The witness node on the other hand does not sync with the active node and it therefore does not receive any updates to the password i.e. it does not get the updated /etc/shadow file.
This means that despite the root password being updated on the active node, it will not be updated on the witness node and hence the password will eventually become expired on the witness node.
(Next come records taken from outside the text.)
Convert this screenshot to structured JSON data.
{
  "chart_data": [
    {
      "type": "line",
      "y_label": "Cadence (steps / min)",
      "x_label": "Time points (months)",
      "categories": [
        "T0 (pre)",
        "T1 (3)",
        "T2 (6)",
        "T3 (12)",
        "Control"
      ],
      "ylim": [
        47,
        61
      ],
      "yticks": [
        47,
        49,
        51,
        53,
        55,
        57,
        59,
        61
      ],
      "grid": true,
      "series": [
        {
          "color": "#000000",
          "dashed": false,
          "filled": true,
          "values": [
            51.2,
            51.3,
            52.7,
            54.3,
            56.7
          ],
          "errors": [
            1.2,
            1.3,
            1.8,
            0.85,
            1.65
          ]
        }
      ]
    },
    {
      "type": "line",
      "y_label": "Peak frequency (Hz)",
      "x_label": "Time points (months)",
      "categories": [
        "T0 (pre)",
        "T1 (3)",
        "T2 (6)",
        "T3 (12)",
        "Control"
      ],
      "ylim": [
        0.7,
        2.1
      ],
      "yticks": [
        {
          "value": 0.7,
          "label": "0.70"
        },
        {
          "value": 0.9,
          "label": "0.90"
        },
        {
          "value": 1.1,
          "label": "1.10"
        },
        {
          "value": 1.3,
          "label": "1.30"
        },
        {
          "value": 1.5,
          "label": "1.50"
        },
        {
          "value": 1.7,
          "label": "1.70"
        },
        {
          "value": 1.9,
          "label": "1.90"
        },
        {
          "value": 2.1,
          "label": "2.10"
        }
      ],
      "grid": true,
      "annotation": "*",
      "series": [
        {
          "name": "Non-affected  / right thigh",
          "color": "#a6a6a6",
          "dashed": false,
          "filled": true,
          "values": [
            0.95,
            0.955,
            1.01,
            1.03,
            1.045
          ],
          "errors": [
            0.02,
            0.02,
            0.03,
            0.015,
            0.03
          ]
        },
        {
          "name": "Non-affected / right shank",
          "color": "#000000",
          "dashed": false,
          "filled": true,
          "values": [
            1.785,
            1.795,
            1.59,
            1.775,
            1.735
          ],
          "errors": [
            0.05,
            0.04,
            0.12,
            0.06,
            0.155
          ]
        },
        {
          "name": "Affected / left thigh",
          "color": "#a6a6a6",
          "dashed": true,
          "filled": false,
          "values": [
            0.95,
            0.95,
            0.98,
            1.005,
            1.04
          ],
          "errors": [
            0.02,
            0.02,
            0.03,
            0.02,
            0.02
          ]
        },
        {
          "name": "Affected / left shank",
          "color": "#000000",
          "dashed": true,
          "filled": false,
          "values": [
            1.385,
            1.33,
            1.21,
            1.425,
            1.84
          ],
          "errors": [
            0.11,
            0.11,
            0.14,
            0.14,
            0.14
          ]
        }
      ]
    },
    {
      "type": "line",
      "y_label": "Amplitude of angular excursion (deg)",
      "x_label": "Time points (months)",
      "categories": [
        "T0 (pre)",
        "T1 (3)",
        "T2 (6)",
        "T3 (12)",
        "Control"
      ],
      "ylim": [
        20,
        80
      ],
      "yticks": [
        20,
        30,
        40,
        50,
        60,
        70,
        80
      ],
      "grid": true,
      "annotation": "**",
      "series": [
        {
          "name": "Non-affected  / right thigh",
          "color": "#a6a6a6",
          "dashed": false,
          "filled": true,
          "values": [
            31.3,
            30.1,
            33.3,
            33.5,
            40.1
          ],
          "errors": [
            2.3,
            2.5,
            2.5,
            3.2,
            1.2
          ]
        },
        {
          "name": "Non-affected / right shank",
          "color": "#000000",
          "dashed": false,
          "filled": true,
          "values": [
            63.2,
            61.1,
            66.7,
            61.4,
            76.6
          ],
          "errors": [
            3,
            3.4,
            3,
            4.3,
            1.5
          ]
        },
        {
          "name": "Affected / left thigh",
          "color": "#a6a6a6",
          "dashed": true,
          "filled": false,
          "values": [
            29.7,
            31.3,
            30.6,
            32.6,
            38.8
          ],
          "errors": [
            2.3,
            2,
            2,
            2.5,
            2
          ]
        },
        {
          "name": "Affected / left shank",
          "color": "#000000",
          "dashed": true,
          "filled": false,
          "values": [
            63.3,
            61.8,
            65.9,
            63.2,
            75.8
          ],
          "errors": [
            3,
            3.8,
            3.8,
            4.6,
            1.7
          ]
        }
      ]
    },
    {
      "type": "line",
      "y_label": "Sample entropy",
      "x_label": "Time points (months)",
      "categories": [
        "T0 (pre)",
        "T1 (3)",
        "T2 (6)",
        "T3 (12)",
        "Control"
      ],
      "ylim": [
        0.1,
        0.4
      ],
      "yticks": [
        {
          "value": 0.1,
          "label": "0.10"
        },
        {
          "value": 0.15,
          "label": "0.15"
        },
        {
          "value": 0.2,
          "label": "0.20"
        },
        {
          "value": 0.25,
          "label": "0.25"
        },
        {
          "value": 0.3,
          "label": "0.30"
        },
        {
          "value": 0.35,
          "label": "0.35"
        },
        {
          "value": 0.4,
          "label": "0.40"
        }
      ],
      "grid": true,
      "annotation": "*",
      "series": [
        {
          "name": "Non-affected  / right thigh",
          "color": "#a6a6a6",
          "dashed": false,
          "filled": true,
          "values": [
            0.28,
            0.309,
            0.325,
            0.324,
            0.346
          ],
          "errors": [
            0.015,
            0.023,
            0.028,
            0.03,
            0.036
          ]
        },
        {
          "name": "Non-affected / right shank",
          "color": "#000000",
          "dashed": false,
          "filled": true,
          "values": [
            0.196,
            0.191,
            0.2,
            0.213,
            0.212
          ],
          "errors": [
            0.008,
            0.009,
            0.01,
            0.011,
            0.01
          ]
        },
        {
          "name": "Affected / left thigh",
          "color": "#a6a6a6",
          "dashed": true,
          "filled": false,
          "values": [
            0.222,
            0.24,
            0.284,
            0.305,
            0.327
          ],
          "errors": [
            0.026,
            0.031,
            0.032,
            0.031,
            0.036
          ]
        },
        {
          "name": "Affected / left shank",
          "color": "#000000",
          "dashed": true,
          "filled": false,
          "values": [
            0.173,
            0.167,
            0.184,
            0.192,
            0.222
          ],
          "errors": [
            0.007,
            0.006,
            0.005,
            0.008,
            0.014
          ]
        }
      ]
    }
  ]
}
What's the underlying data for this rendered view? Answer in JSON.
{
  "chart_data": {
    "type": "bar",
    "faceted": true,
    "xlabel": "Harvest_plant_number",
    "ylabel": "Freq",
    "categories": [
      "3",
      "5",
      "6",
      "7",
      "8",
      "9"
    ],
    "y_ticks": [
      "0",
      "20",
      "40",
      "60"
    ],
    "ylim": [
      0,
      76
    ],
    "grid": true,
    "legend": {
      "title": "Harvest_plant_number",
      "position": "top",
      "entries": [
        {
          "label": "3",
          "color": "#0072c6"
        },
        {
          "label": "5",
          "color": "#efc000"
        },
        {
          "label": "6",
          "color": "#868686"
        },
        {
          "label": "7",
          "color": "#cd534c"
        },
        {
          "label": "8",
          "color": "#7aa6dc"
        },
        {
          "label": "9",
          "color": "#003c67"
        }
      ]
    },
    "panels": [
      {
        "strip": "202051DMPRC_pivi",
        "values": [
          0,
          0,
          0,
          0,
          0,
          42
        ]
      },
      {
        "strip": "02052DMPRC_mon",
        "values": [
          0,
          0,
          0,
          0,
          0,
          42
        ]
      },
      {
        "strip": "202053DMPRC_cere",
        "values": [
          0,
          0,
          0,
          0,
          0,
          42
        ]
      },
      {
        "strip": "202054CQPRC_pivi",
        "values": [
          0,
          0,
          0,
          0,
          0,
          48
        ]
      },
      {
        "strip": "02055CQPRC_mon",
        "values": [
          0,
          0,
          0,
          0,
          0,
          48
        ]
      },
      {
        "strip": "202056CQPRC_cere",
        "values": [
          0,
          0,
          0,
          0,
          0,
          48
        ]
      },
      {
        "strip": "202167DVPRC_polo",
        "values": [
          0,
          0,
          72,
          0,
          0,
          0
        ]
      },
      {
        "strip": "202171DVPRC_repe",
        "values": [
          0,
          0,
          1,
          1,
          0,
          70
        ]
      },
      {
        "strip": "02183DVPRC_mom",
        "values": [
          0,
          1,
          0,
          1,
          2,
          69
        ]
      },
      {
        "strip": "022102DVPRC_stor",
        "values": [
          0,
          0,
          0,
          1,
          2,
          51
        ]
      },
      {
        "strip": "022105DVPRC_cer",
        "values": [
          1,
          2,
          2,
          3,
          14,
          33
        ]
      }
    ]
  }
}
This issue has been fixed in vCenter Server 8.0 Update 3e.
For alternative workaround of this issue.
# sudo chage -I -1 -m 0 -M 99999 -E -1 root# ssh vcha@[WITNESS_IP] -i /home/vcha/.ssh/id_rsa
VCHA is using private key for communication on each node so updating witness root password doesn't affect VCHA fuction.